Sean Gardner, founder of MoneyExpert.com, said:
"In recent months it’s actually the rate of LIBOR that banks have been most concerned about, so movements in the base rate aren’t as important as they used to be."
"Every bank has had to address a slightly different set of issues when it comes to putting its house in order post credit crunch. Consequently banks aren’t following the normal rules and are increasing and dropping rates on lending whenever it suits them."
"Since November the average variable rate on mortgages has only dropped by 0.2 per cent from 6.7 per cent to 6.5 per cent now. In the same period the base rate has dropped 0.75 per cent – so lenders are clearly doing whatever suits them rather than taking their lead from the Bank of England."

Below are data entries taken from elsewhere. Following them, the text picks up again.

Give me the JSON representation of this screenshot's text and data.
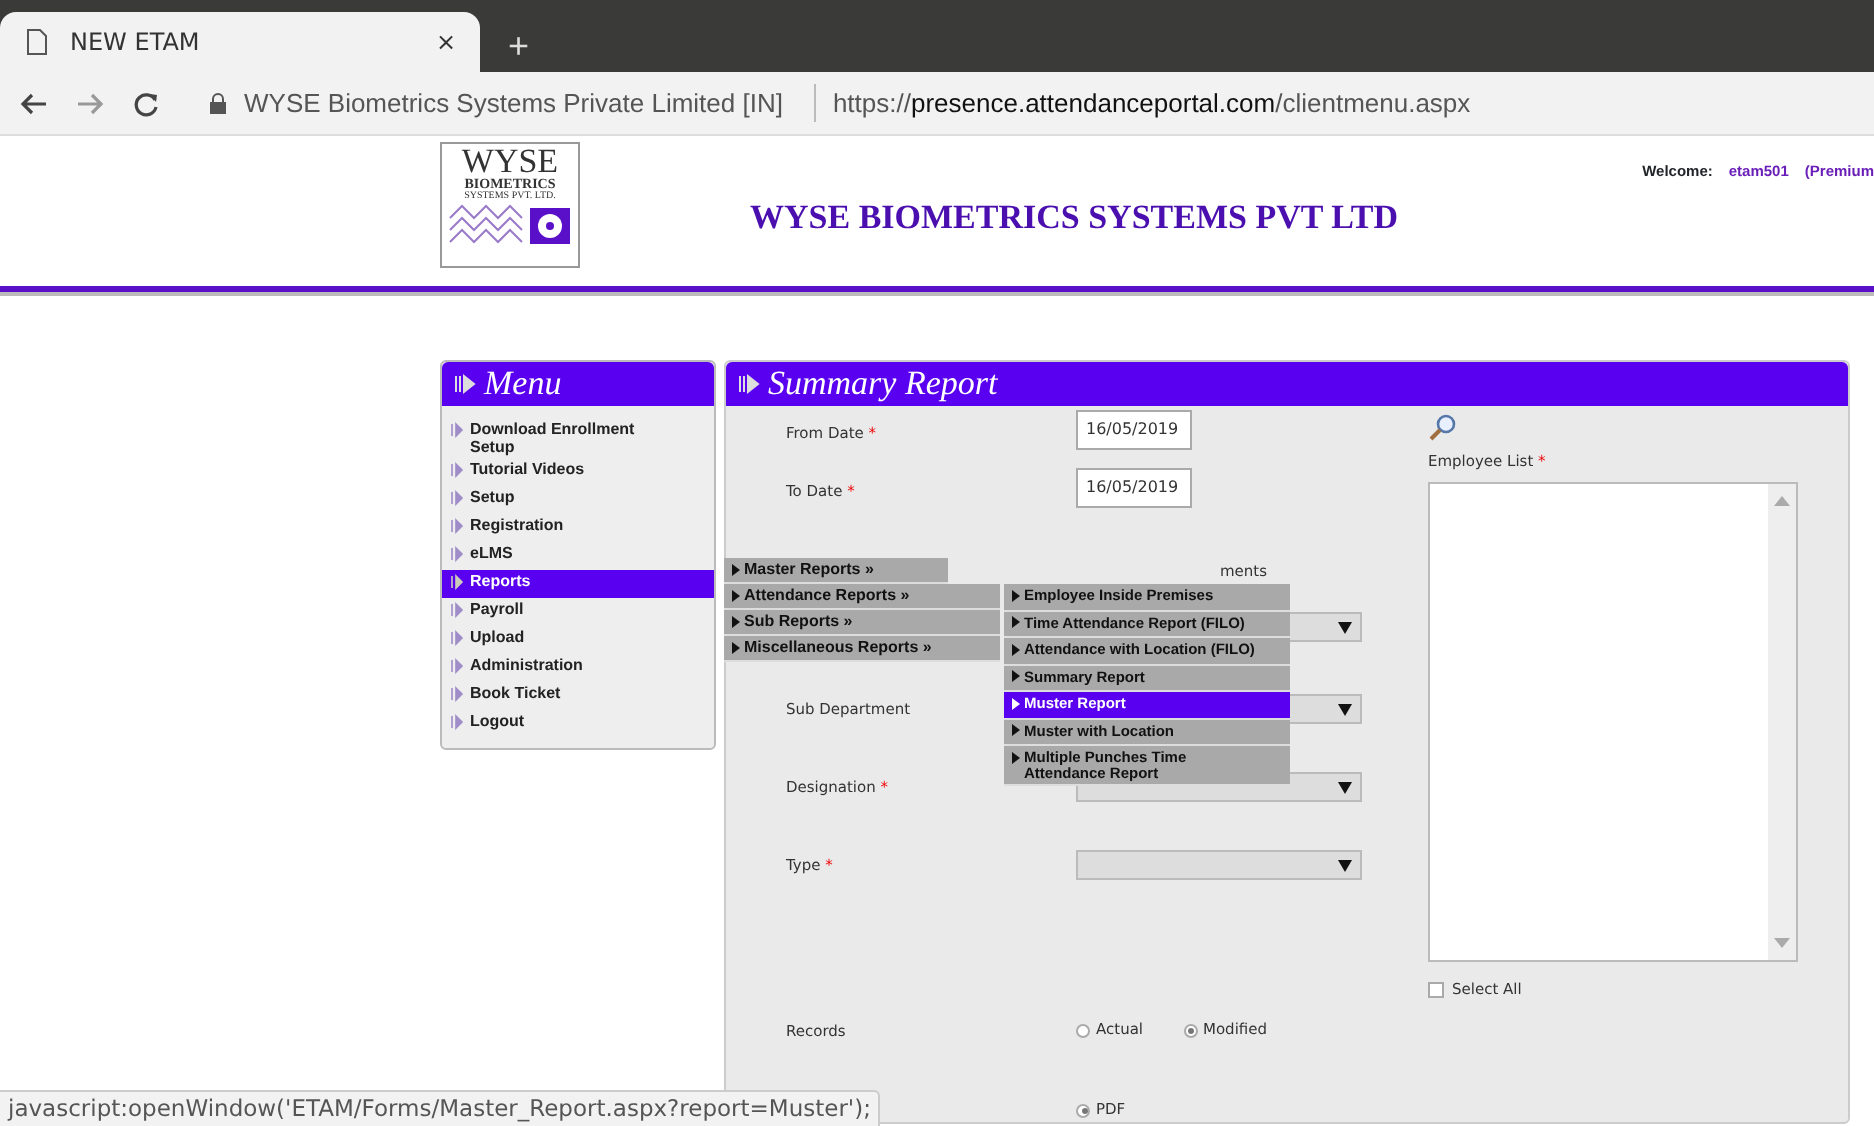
{
  "browser": {
    "tab_title": "NEW ETAM",
    "tab_close": "×",
    "new_tab": "+",
    "site_identity": "WYSE Biometrics Systems Private Limited [IN]",
    "url_scheme": "https://",
    "url_host": "presence.attendanceportal.com",
    "url_path": "/clientmenu.aspx"
  },
  "header": {
    "logo_lines": [
      "WYSE",
      "BIOMETRICS",
      "SYSTEMS PVT. LTD."
    ],
    "title": "WYSE BIOMETRICS SYSTEMS PVT LTD",
    "welcome_label": "Welcome:",
    "user": "etam501",
    "plan": "(Premium"
  },
  "menu": {
    "title": "Menu",
    "items": [
      {
        "label": "Download Enrollment Setup",
        "selected": false
      },
      {
        "label": "Tutorial Videos",
        "selected": false
      },
      {
        "label": "Setup",
        "selected": false
      },
      {
        "label": "Registration",
        "selected": false
      },
      {
        "label": "eLMS",
        "selected": false
      },
      {
        "label": "Reports",
        "selected": true
      },
      {
        "label": "Payroll",
        "selected": false
      },
      {
        "label": "Upload",
        "selected": false
      },
      {
        "label": "Administration",
        "selected": false
      },
      {
        "label": "Book Ticket",
        "selected": false
      },
      {
        "label": "Logout",
        "selected": false
      }
    ]
  },
  "reports_flyout": {
    "items": [
      {
        "label": "Master Reports »"
      },
      {
        "label": "Attendance Reports »"
      },
      {
        "label": "Sub Reports »"
      },
      {
        "label": "Miscellaneous Reports »"
      }
    ]
  },
  "attendance_submenu": {
    "items": [
      {
        "label": "Employee Inside Premises",
        "selected": false
      },
      {
        "label": "Time Attendance Report (FILO)",
        "selected": false
      },
      {
        "label": "Attendance with Location (FILO)",
        "selected": false
      },
      {
        "label": "Summary Report",
        "selected": false
      },
      {
        "label": "Muster Report",
        "selected": true
      },
      {
        "label": "Muster with Location",
        "selected": false
      },
      {
        "label": "Multiple Punches Time Attendance Report",
        "selected": false
      }
    ]
  },
  "form": {
    "title": "Summary Report",
    "fields": [
      {
        "kind": "date",
        "label": "From Date",
        "required_mark": "*",
        "value": "16/05/2019"
      },
      {
        "kind": "date",
        "label": "To Date",
        "required_mark": "*",
        "value": "16/05/2019"
      },
      {
        "kind": "covered",
        "label": "ments"
      },
      {
        "kind": "select",
        "label": "Sub Department"
      },
      {
        "kind": "select",
        "label": "Designation",
        "required_mark": "*"
      },
      {
        "kind": "select",
        "label": "Type",
        "required_mark": "*"
      },
      {
        "kind": "radio",
        "label": "Records",
        "options": [
          {
            "label": "Actual",
            "selected": false
          },
          {
            "label": "Modified",
            "selected": true
          }
        ]
      },
      {
        "kind": "radio",
        "options": [
          {
            "label": "PDF",
            "selected": true
          }
        ]
      }
    ],
    "employee_list": {
      "label": "Employee List",
      "required_mark": "*"
    },
    "select_all": {
      "label": "Select All",
      "checked": false
    }
  },
  "status_url": "javascript:openWindow('ETAM/Forms/Master_Report.aspx?report=Muster');"
}
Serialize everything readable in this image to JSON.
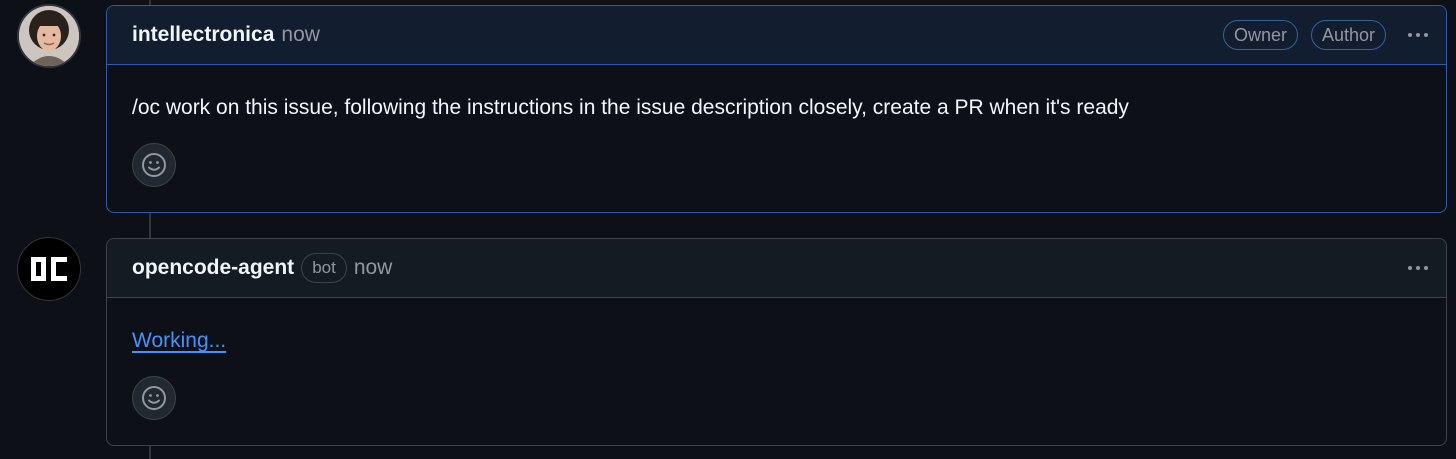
{
  "comments": [
    {
      "author": "intellectronica",
      "time": "now",
      "badges": [
        "Owner",
        "Author"
      ],
      "body": "/oc work on this issue, following the instructions in the issue description closely, create a PR when it's ready",
      "avatar_icon": "user-photo-avatar",
      "reaction_icon": "smiley-icon",
      "menu_icon": "kebab-horizontal-icon"
    },
    {
      "author": "opencode-agent",
      "bot_label": "bot",
      "time": "now",
      "body_link": "Working...",
      "avatar_icon": "opencode-logo-icon",
      "reaction_icon": "smiley-icon",
      "menu_icon": "kebab-horizontal-icon"
    }
  ],
  "colors": {
    "background": "#0d1117",
    "highlight_border": "#2f5aa8",
    "link": "#4493f8",
    "muted_text": "#9198a1"
  }
}
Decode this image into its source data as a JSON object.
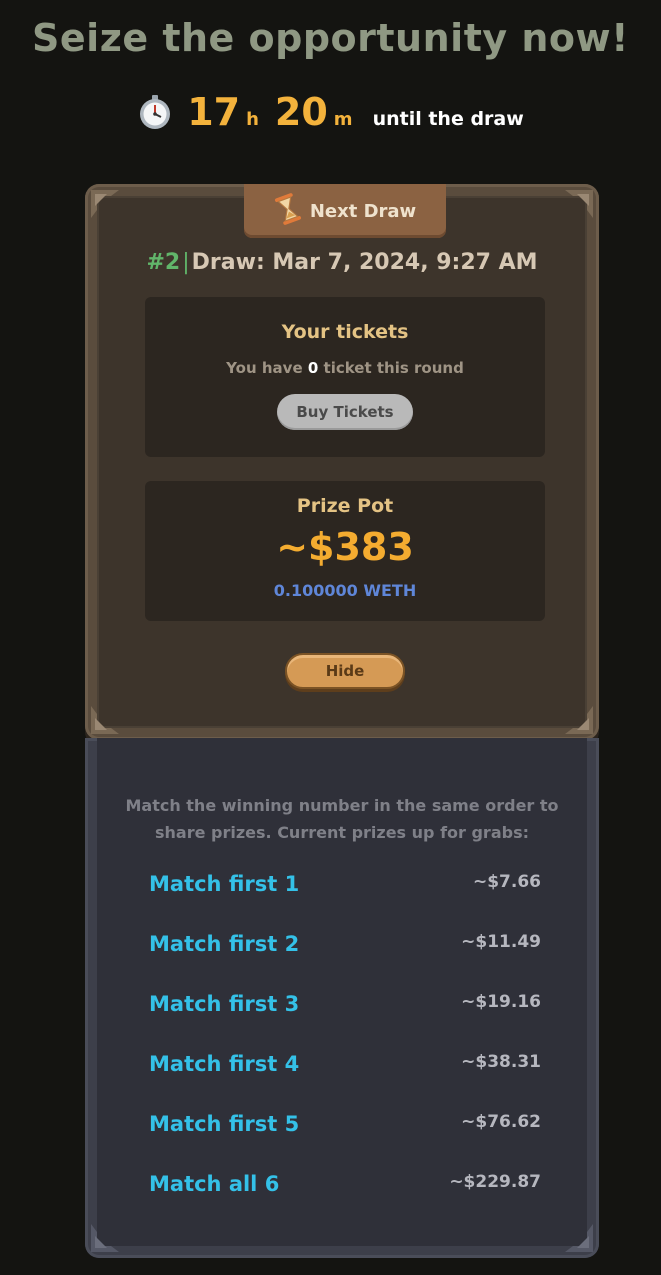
{
  "headline": "Seize the opportunity now!",
  "countdown": {
    "icon": "stopwatch-icon",
    "hours": "17",
    "hours_unit": "h",
    "minutes": "20",
    "minutes_unit": "m",
    "suffix": "until the draw"
  },
  "next_draw": {
    "tab_label": "Next Draw",
    "tab_icon": "hourglass-icon",
    "round": "#2",
    "draw_text": "Draw: Mar 7, 2024, 9:27 AM"
  },
  "tickets": {
    "title": "Your tickets",
    "prefix": "You have",
    "count": "0",
    "suffix": "ticket this round",
    "buy_label": "Buy Tickets"
  },
  "prize_pot": {
    "title": "Prize Pot",
    "value": "~$383",
    "weth": "0.100000 WETH"
  },
  "hide_label": "Hide",
  "prizes": {
    "explanation_line1": "Match the winning number in the same order to",
    "explanation_line2": "share prizes. Current prizes up for grabs:",
    "rows": [
      {
        "label": "Match first 1",
        "value": "~$7.66"
      },
      {
        "label": "Match first 2",
        "value": "~$11.49"
      },
      {
        "label": "Match first 3",
        "value": "~$19.16"
      },
      {
        "label": "Match first 4",
        "value": "~$38.31"
      },
      {
        "label": "Match first 5",
        "value": "~$76.62"
      },
      {
        "label": "Match all 6",
        "value": "~$229.87"
      }
    ]
  },
  "colors": {
    "accent_orange": "#f3b23c",
    "prize_cyan": "#34c1e8",
    "round_green": "#61b56a",
    "weth_blue": "#5f86d8"
  }
}
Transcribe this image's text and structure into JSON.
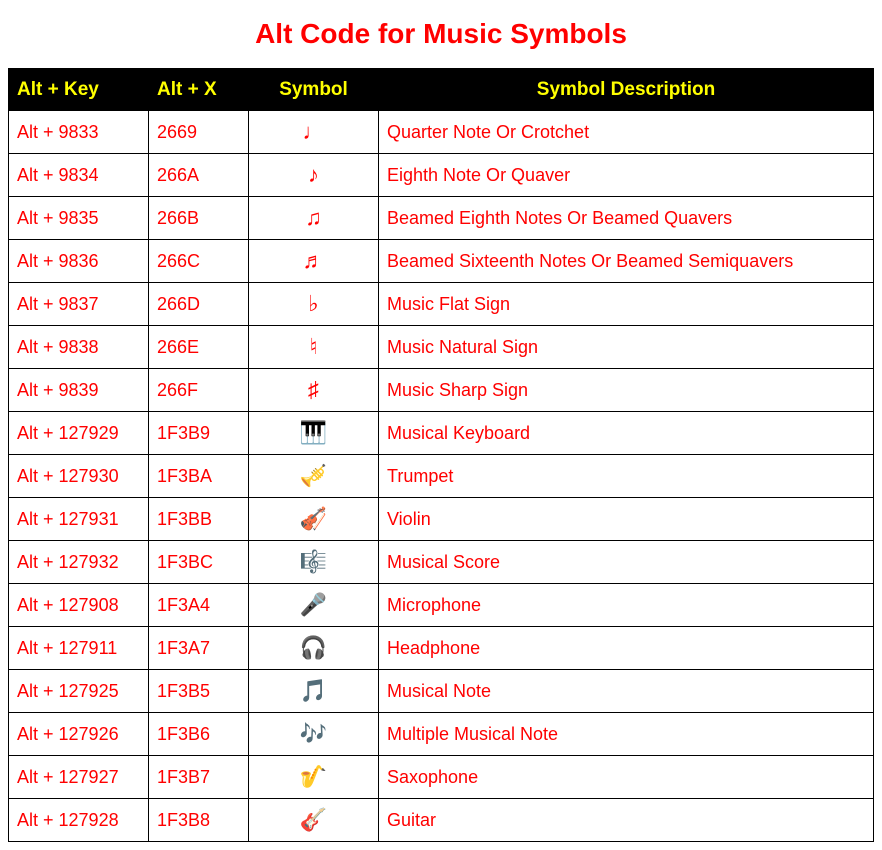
{
  "title": "Alt Code for Music Symbols",
  "headers": {
    "altkey": "Alt + Key",
    "altx": "Alt + X",
    "symbol": "Symbol",
    "desc": "Symbol Description"
  },
  "rows": [
    {
      "altkey": "Alt + 9833",
      "altx": "2669",
      "symbol": "♩",
      "desc": "Quarter Note Or Crotchet"
    },
    {
      "altkey": "Alt + 9834",
      "altx": "266A",
      "symbol": "♪",
      "desc": "Eighth Note Or Quaver"
    },
    {
      "altkey": "Alt + 9835",
      "altx": "266B",
      "symbol": "♫",
      "desc": "Beamed Eighth Notes Or Beamed Quavers"
    },
    {
      "altkey": "Alt + 9836",
      "altx": "266C",
      "symbol": "♬",
      "desc": "Beamed Sixteenth Notes Or Beamed Semiquavers"
    },
    {
      "altkey": "Alt + 9837",
      "altx": "266D",
      "symbol": "♭",
      "desc": "Music Flat Sign"
    },
    {
      "altkey": "Alt + 9838",
      "altx": "266E",
      "symbol": "♮",
      "desc": "Music Natural Sign"
    },
    {
      "altkey": "Alt + 9839",
      "altx": "266F",
      "symbol": "♯",
      "desc": "Music Sharp Sign"
    },
    {
      "altkey": "Alt + 127929",
      "altx": "1F3B9",
      "symbol": "🎹",
      "desc": "Musical Keyboard"
    },
    {
      "altkey": "Alt + 127930",
      "altx": "1F3BA",
      "symbol": "🎺",
      "desc": "Trumpet"
    },
    {
      "altkey": "Alt + 127931",
      "altx": "1F3BB",
      "symbol": "🎻",
      "desc": "Violin"
    },
    {
      "altkey": "Alt + 127932",
      "altx": "1F3BC",
      "symbol": "🎼",
      "desc": "Musical Score"
    },
    {
      "altkey": "Alt + 127908",
      "altx": "1F3A4",
      "symbol": "🎤",
      "desc": "Microphone"
    },
    {
      "altkey": "Alt + 127911",
      "altx": "1F3A7",
      "symbol": "🎧",
      "desc": "Headphone"
    },
    {
      "altkey": "Alt + 127925",
      "altx": "1F3B5",
      "symbol": "🎵",
      "desc": "Musical Note"
    },
    {
      "altkey": "Alt + 127926",
      "altx": "1F3B6",
      "symbol": "🎶",
      "desc": "Multiple Musical Note"
    },
    {
      "altkey": "Alt + 127927",
      "altx": "1F3B7",
      "symbol": "🎷",
      "desc": "Saxophone"
    },
    {
      "altkey": "Alt + 127928",
      "altx": "1F3B8",
      "symbol": "🎸",
      "desc": "Guitar"
    }
  ]
}
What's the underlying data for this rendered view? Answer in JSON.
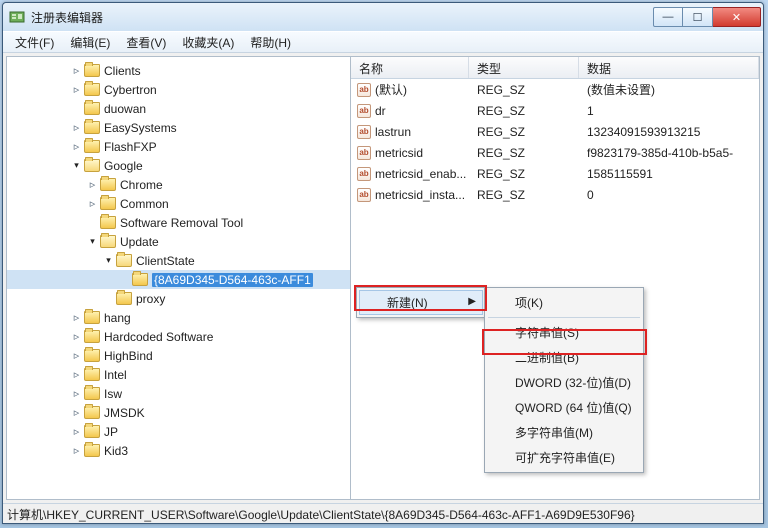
{
  "window": {
    "title": "注册表编辑器"
  },
  "menus": {
    "file": "文件(F)",
    "edit": "编辑(E)",
    "view": "查看(V)",
    "favorites": "收藏夹(A)",
    "help": "帮助(H)"
  },
  "tree": {
    "items": [
      {
        "indent": 4,
        "exp": "▷",
        "label": "Clients"
      },
      {
        "indent": 4,
        "exp": "▷",
        "label": "Cybertron"
      },
      {
        "indent": 4,
        "exp": "",
        "label": "duowan"
      },
      {
        "indent": 4,
        "exp": "▷",
        "label": "EasySystems"
      },
      {
        "indent": 4,
        "exp": "▷",
        "label": "FlashFXP"
      },
      {
        "indent": 4,
        "exp": "▲",
        "label": "Google",
        "open": true
      },
      {
        "indent": 5,
        "exp": "▷",
        "label": "Chrome"
      },
      {
        "indent": 5,
        "exp": "▷",
        "label": "Common"
      },
      {
        "indent": 5,
        "exp": "",
        "label": "Software Removal Tool"
      },
      {
        "indent": 5,
        "exp": "▲",
        "label": "Update",
        "open": true
      },
      {
        "indent": 6,
        "exp": "▲",
        "label": "ClientState",
        "open": true
      },
      {
        "indent": 7,
        "exp": "",
        "label": "{8A69D345-D564-463c-AFF1",
        "selected": true
      },
      {
        "indent": 6,
        "exp": "",
        "label": "proxy"
      },
      {
        "indent": 4,
        "exp": "▷",
        "label": "hang"
      },
      {
        "indent": 4,
        "exp": "▷",
        "label": "Hardcoded Software"
      },
      {
        "indent": 4,
        "exp": "▷",
        "label": "HighBind"
      },
      {
        "indent": 4,
        "exp": "▷",
        "label": "Intel"
      },
      {
        "indent": 4,
        "exp": "▷",
        "label": "Isw"
      },
      {
        "indent": 4,
        "exp": "▷",
        "label": "JMSDK"
      },
      {
        "indent": 4,
        "exp": "▷",
        "label": "JP"
      },
      {
        "indent": 4,
        "exp": "▷",
        "label": "Kid3"
      }
    ]
  },
  "list": {
    "cols": {
      "name": "名称",
      "type": "类型",
      "data": "数据"
    },
    "rows": [
      {
        "name": "(默认)",
        "type": "REG_SZ",
        "data": "(数值未设置)"
      },
      {
        "name": "dr",
        "type": "REG_SZ",
        "data": "1"
      },
      {
        "name": "lastrun",
        "type": "REG_SZ",
        "data": "13234091593913215"
      },
      {
        "name": "metricsid",
        "type": "REG_SZ",
        "data": "f9823179-385d-410b-b5a5-"
      },
      {
        "name": "metricsid_enab...",
        "type": "REG_SZ",
        "data": "1585115591"
      },
      {
        "name": "metricsid_insta...",
        "type": "REG_SZ",
        "data": "0"
      }
    ]
  },
  "context": {
    "main": {
      "new": "新建(N)"
    },
    "sub": {
      "key": "项(K)",
      "string": "字符串值(S)",
      "binary": "二进制值(B)",
      "dword": "DWORD (32-位)值(D)",
      "qword": "QWORD (64 位)值(Q)",
      "multi": "多字符串值(M)",
      "expand": "可扩充字符串值(E)"
    }
  },
  "statusbar": {
    "path": "计算机\\HKEY_CURRENT_USER\\Software\\Google\\Update\\ClientState\\{8A69D345-D564-463c-AFF1-A69D9E530F96}"
  },
  "icons": {
    "val": "ab"
  }
}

"Perhaps the best barometer of all for trends in the mortgage market is an online comparison website, which can show consumers at a glance what is competitive and what isn’t."
"With the £50 billion cash injection from the Bank of England last month, though, things are starting to look more positive, and holding the base rate may be a cautious indication of a greater confidence in the financial markets."
"Mortgage providers, certainly, are starting to come out of their shells again with the likes of HSBC and Lloyds TSB making some positive, competitive moves in the market."
"That’s not to say we’re in the clear by any means. Over the last six months 18,000 people were turned down for a credit card application every day. So borrowers aren’t out of the woods yet."